楽天が海外ブランドの日本進出支援を強化する。2020年4月7日にECプラットフォーム事業のカナダ・ショッピファイと提携。ショッピファイが提供するECサイト運営サービス「Shopify」とECモール「楽天市場」を連携するツールの提供を始めた。100万超のShopify利用企業・ブランドを楽天市場に誘致し、価値向上を狙う。
楽天が提携したショッピファイは、誰でも簡単にECサイトを構築できるサービス。企業・ブランド向けにECサイトのデザイン、在庫管理、注文管理、顧客管理といったECサイト運営に必要な機能を安価に提供する。
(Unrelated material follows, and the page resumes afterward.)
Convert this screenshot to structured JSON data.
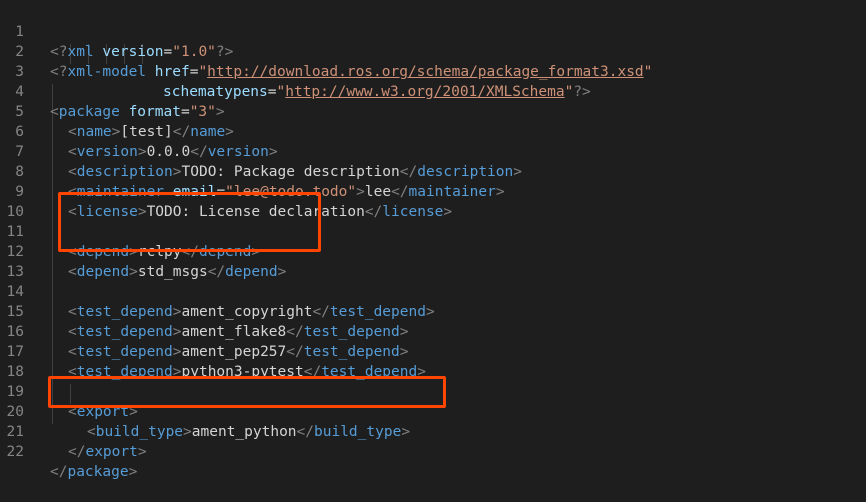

基本的なプランは月額29ドル(約3100円)で利用できる。
さらにタブレット端末で利用できるPOS(販売時点情報管理)システムを提供しており、実店舗とオンラインで統合的に売り上げや在庫を管理できるのが特徴だ。ショッピファイは自社のサービスをオムニチャネルプラットフォームと呼んでいる。一方、消費者向けには、サイトごとにクレジットカード情報を入力せずに決済できる決済代行サービス「Shop Pay」などを提供して利便性を高めている。
既に175カ国で100万超の企業・ブランドがShopifyを活用して、ECサイトを運営している。流通総額は1550億ドル(約16兆円)に達しており、「米アマゾン・ドット・コムに次ぐ規模だ」とShopify Japan(東京・渋谷)カントリーマネージャーのマーク・ワング氏は言う。
Shopifyの活用企業には、日本に展開していない小規模ブランドが多く含まれる。D2C(ダイレクト・トゥ・コンシューマー)と呼ばれる新興ブランドのECサイトの裏側にもShopifyはよく使われる。19年に日本進出を果たしたスニーカーのD2Cブランド「Allbirds」や、米国のモデルのカイリー・ジェンナーが手掛ける化粧品D2Cブランド「KYLIE COSMETICS」はShopifyを活用するD2Cブランドの代表例だ。
楽天はそうした海外の新興ブランドの取り込みを狙う。「Shopifyに出店する100万店舗の過半数は日本に進出していない北米の企業・ブランド。Shopifyとの提携により、そうした海外企業・ブランドの楽天市場出店を加速させたい」と楽天マーケットプレイス事業海外営業戦略部の藤屋俊介シニアマネージャーは言う。他のモールでは売られていない海外ブランドを誘致することで、市場の価値向上を狙う。